Insee, France's National Institute of Statistics and Economic Studies, has long relied on fastText for automatic coding tasks. Recognizing the need to modernize and future-proof this critical functionality, we developed torchTextClassifiers — an open-source Python package that enables easy training and deployment of a PyTorch-based model for text classification, paving the way for further innovation in this domain.

This session will delve into the motivations behind replacing the archived fastText package, the design and implementation of torchTextClassifiers , and its integration into Insee's production environment.
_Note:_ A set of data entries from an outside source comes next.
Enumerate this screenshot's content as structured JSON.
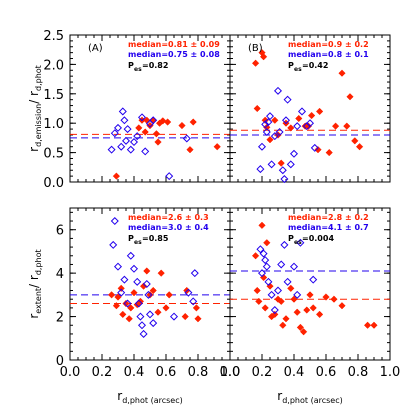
{
  "colors": {
    "red": "#ff2200",
    "blue": "#2200ee",
    "black": "#000000"
  },
  "chart_data": [
    {
      "type": "scatter",
      "panel": "A",
      "label": "(A)",
      "ylabel_main": "r",
      "ylabel_sub": "d,emission",
      "ylabel_div": "/ r",
      "ylabel_sub2": "d,phot",
      "xlabel": "",
      "xlim": [
        0.0,
        1.0
      ],
      "ylim": [
        0.0,
        2.5
      ],
      "xticks": [
        "0.0",
        "0.2",
        "0.4",
        "0.6",
        "0.8",
        "1.0"
      ],
      "yticks": [
        "0.0",
        "0.5",
        "1.0",
        "1.5",
        "2.0",
        "2.5"
      ],
      "show_xticklabels": false,
      "annotations": {
        "red": "median=0.81 ± 0.09",
        "blue": "median=0.75 ± 0.08",
        "p_main": "P",
        "p_sub": "es",
        "p_val": "=0.82"
      },
      "median_lines": {
        "red": 0.81,
        "blue": 0.75
      },
      "series": [
        {
          "name": "",
          "color": "red",
          "marker": "filled-diamond",
          "points": [
            [
              0.29,
              0.1
            ],
            [
              0.43,
              0.92
            ],
            [
              0.45,
              1.05
            ],
            [
              0.47,
              0.85
            ],
            [
              0.48,
              1.05
            ],
            [
              0.5,
              0.96
            ],
            [
              0.52,
              1.05
            ],
            [
              0.54,
              0.82
            ],
            [
              0.56,
              1.0
            ],
            [
              0.58,
              1.04
            ],
            [
              0.61,
              1.02
            ],
            [
              0.7,
              0.96
            ],
            [
              0.75,
              0.55
            ],
            [
              0.77,
              1.02
            ],
            [
              0.92,
              0.6
            ],
            [
              0.55,
              0.68
            ]
          ]
        },
        {
          "name": "",
          "color": "blue",
          "marker": "open-diamond",
          "points": [
            [
              0.26,
              0.55
            ],
            [
              0.28,
              0.83
            ],
            [
              0.3,
              0.92
            ],
            [
              0.32,
              0.6
            ],
            [
              0.33,
              1.2
            ],
            [
              0.34,
              1.05
            ],
            [
              0.35,
              0.7
            ],
            [
              0.36,
              0.9
            ],
            [
              0.38,
              0.55
            ],
            [
              0.4,
              0.68
            ],
            [
              0.42,
              0.78
            ],
            [
              0.45,
              1.1
            ],
            [
              0.47,
              0.52
            ],
            [
              0.5,
              0.99
            ],
            [
              0.52,
              1.05
            ],
            [
              0.62,
              0.1
            ],
            [
              0.73,
              0.74
            ]
          ]
        }
      ]
    },
    {
      "type": "scatter",
      "panel": "B",
      "label": "(B)",
      "ylabel_main": "",
      "ylabel_sub": "",
      "ylabel_div": "",
      "ylabel_sub2": "",
      "xlabel": "",
      "xlim": [
        0.0,
        1.0
      ],
      "ylim": [
        0.0,
        2.5
      ],
      "xticks": [
        "0.0",
        "0.2",
        "0.4",
        "0.6",
        "0.8",
        "1.0"
      ],
      "yticks": [
        "0.0",
        "0.5",
        "1.0",
        "1.5",
        "2.0",
        "2.5"
      ],
      "show_xticklabels": false,
      "show_yticklabels": false,
      "annotations": {
        "red": "median=0.9 ± 0.2",
        "blue": "median=0.8 ± 0.1",
        "p_main": "P",
        "p_sub": "es",
        "p_val": "=0.42"
      },
      "median_lines": {
        "red": 0.88,
        "blue": 0.8
      },
      "series": [
        {
          "name": "",
          "color": "red",
          "marker": "filled-diamond",
          "points": [
            [
              0.16,
              2.02
            ],
            [
              0.17,
              1.25
            ],
            [
              0.2,
              2.2
            ],
            [
              0.21,
              2.13
            ],
            [
              0.22,
              1.05
            ],
            [
              0.23,
              0.93
            ],
            [
              0.25,
              0.72
            ],
            [
              0.28,
              1.05
            ],
            [
              0.3,
              0.8
            ],
            [
              0.32,
              0.32
            ],
            [
              0.35,
              1.0
            ],
            [
              0.38,
              0.92
            ],
            [
              0.43,
              1.08
            ],
            [
              0.47,
              0.95
            ],
            [
              0.49,
              0.95
            ],
            [
              0.51,
              1.13
            ],
            [
              0.55,
              0.55
            ],
            [
              0.56,
              1.2
            ],
            [
              0.62,
              0.5
            ],
            [
              0.66,
              0.95
            ],
            [
              0.7,
              1.85
            ],
            [
              0.73,
              0.95
            ],
            [
              0.75,
              1.45
            ],
            [
              0.78,
              0.7
            ],
            [
              0.81,
              0.6
            ]
          ]
        },
        {
          "name": "",
          "color": "blue",
          "marker": "open-diamond",
          "points": [
            [
              0.19,
              0.22
            ],
            [
              0.2,
              0.6
            ],
            [
              0.22,
              0.98
            ],
            [
              0.23,
              0.85
            ],
            [
              0.24,
              1.02
            ],
            [
              0.25,
              1.12
            ],
            [
              0.26,
              0.3
            ],
            [
              0.28,
              0.78
            ],
            [
              0.3,
              1.55
            ],
            [
              0.31,
              0.85
            ],
            [
              0.33,
              0.2
            ],
            [
              0.34,
              0.05
            ],
            [
              0.35,
              1.05
            ],
            [
              0.36,
              1.4
            ],
            [
              0.38,
              0.3
            ],
            [
              0.4,
              0.48
            ],
            [
              0.42,
              0.95
            ],
            [
              0.45,
              1.2
            ],
            [
              0.48,
              0.95
            ],
            [
              0.5,
              1.0
            ],
            [
              0.53,
              0.58
            ]
          ]
        }
      ]
    },
    {
      "type": "scatter",
      "panel": "C",
      "label": "",
      "ylabel_main": "r",
      "ylabel_sub": "extent",
      "ylabel_div": "/ r",
      "ylabel_sub2": "d,phot",
      "xlabel_main": "r",
      "xlabel_sub": "d,phot",
      "xlabel_unit": "(arcsec)",
      "xlim": [
        0.0,
        1.0
      ],
      "ylim": [
        0,
        7
      ],
      "xticks": [
        "0.0",
        "0.2",
        "0.4",
        "0.6",
        "0.8",
        "1.0"
      ],
      "yticks": [
        "0",
        "2",
        "4",
        "6"
      ],
      "show_xticklabels": true,
      "annotations": {
        "red": "median=2.6 ± 0.3",
        "blue": "median=3.0 ± 0.4",
        "p_main": "P",
        "p_sub": "es",
        "p_val": "=0.85"
      },
      "median_lines": {
        "red": 2.6,
        "blue": 3.0
      },
      "series": [
        {
          "name": "",
          "color": "red",
          "marker": "filled-diamond",
          "points": [
            [
              0.26,
              3.0
            ],
            [
              0.29,
              2.5
            ],
            [
              0.3,
              2.9
            ],
            [
              0.32,
              3.3
            ],
            [
              0.33,
              2.1
            ],
            [
              0.35,
              2.6
            ],
            [
              0.37,
              1.9
            ],
            [
              0.38,
              2.4
            ],
            [
              0.4,
              3.1
            ],
            [
              0.42,
              2.55
            ],
            [
              0.44,
              2.7
            ],
            [
              0.46,
              3.4
            ],
            [
              0.48,
              4.1
            ],
            [
              0.5,
              3.0
            ],
            [
              0.52,
              3.2
            ],
            [
              0.55,
              2.2
            ],
            [
              0.57,
              4.0
            ],
            [
              0.6,
              2.4
            ],
            [
              0.62,
              3.0
            ],
            [
              0.72,
              2.0
            ],
            [
              0.73,
              3.2
            ],
            [
              0.79,
              2.4
            ],
            [
              0.8,
              1.9
            ]
          ]
        },
        {
          "name": "",
          "color": "blue",
          "marker": "open-diamond",
          "points": [
            [
              0.27,
              5.3
            ],
            [
              0.28,
              6.4
            ],
            [
              0.3,
              4.3
            ],
            [
              0.32,
              3.1
            ],
            [
              0.34,
              3.7
            ],
            [
              0.36,
              2.6
            ],
            [
              0.38,
              4.8
            ],
            [
              0.4,
              4.2
            ],
            [
              0.42,
              3.6
            ],
            [
              0.43,
              2.6
            ],
            [
              0.44,
              2.0
            ],
            [
              0.45,
              1.6
            ],
            [
              0.46,
              1.2
            ],
            [
              0.48,
              3.5
            ],
            [
              0.49,
              3.0
            ],
            [
              0.5,
              2.1
            ],
            [
              0.52,
              1.7
            ],
            [
              0.65,
              2.0
            ],
            [
              0.74,
              3.1
            ],
            [
              0.77,
              2.7
            ],
            [
              0.78,
              4.0
            ]
          ]
        }
      ]
    },
    {
      "type": "scatter",
      "panel": "D",
      "label": "",
      "ylabel_main": "",
      "ylabel_sub": "",
      "ylabel_div": "",
      "ylabel_sub2": "",
      "xlabel_main": "r",
      "xlabel_sub": "d,phot",
      "xlabel_unit": "(arcsec)",
      "xlim": [
        0.0,
        1.0
      ],
      "ylim": [
        0,
        7
      ],
      "xticks": [
        "0.0",
        "0.2",
        "0.4",
        "0.6",
        "0.8",
        "1.0"
      ],
      "yticks": [
        "0",
        "2",
        "4",
        "6"
      ],
      "show_xticklabels": true,
      "show_yticklabels": false,
      "annotations": {
        "red": "median=2.8 ± 0.2",
        "blue": "median=4.1 ± 0.7",
        "p_main": "P",
        "p_sub": "es",
        "p_val": "=0.004"
      },
      "median_lines": {
        "red": 2.8,
        "blue": 4.1
      },
      "series": [
        {
          "name": "",
          "color": "red",
          "marker": "filled-diamond",
          "points": [
            [
              0.16,
              4.8
            ],
            [
              0.17,
              3.2
            ],
            [
              0.18,
              2.7
            ],
            [
              0.2,
              6.2
            ],
            [
              0.21,
              3.8
            ],
            [
              0.22,
              2.4
            ],
            [
              0.23,
              5.4
            ],
            [
              0.25,
              3.4
            ],
            [
              0.26,
              2.0
            ],
            [
              0.28,
              2.1
            ],
            [
              0.3,
              2.8
            ],
            [
              0.32,
              2.7
            ],
            [
              0.33,
              1.6
            ],
            [
              0.35,
              1.9
            ],
            [
              0.38,
              3.3
            ],
            [
              0.4,
              2.8
            ],
            [
              0.42,
              2.2
            ],
            [
              0.44,
              1.5
            ],
            [
              0.46,
              1.3
            ],
            [
              0.48,
              2.3
            ],
            [
              0.5,
              3.0
            ],
            [
              0.52,
              2.4
            ],
            [
              0.56,
              2.1
            ],
            [
              0.6,
              2.9
            ],
            [
              0.65,
              2.8
            ],
            [
              0.7,
              2.5
            ],
            [
              0.86,
              1.6
            ],
            [
              0.9,
              1.6
            ]
          ]
        },
        {
          "name": "",
          "color": "blue",
          "marker": "open-diamond",
          "points": [
            [
              0.19,
              5.1
            ],
            [
              0.2,
              4.0
            ],
            [
              0.21,
              4.9
            ],
            [
              0.22,
              4.6
            ],
            [
              0.23,
              4.3
            ],
            [
              0.24,
              3.6
            ],
            [
              0.26,
              3.0
            ],
            [
              0.28,
              2.3
            ],
            [
              0.3,
              3.2
            ],
            [
              0.32,
              4.4
            ],
            [
              0.34,
              5.3
            ],
            [
              0.36,
              3.6
            ],
            [
              0.4,
              4.3
            ],
            [
              0.42,
              3.0
            ],
            [
              0.44,
              5.4
            ],
            [
              0.52,
              3.7
            ]
          ]
        }
      ]
    }
  ]
}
We'll discuss the challenges faced during this transition, including model compatibility, performance optimization, and user adoption.​

Attendees will gain insights into:​

  • The rationale for moving from fastText to a PyTorch-based model​ in production

  • Packaging a PyTorch-based model architecture and open-source collaboration

  • Key features and architecture of torchTextClassifiers ​

  • Deployment strategies within a public administration (MLOps, cloud native tools, security)

  • Lessons learned and best practices for similar transitions​

This talk is intended for data scientists, machine learning engineers, and practitioners interested in NLP, model deployment, and open-source tool development.


Prior Knowledge Expected:

No

Cédric Couralet, Data Scientist at Insee, is an open-source enthusiast, with expertise in software architecture and secure system design.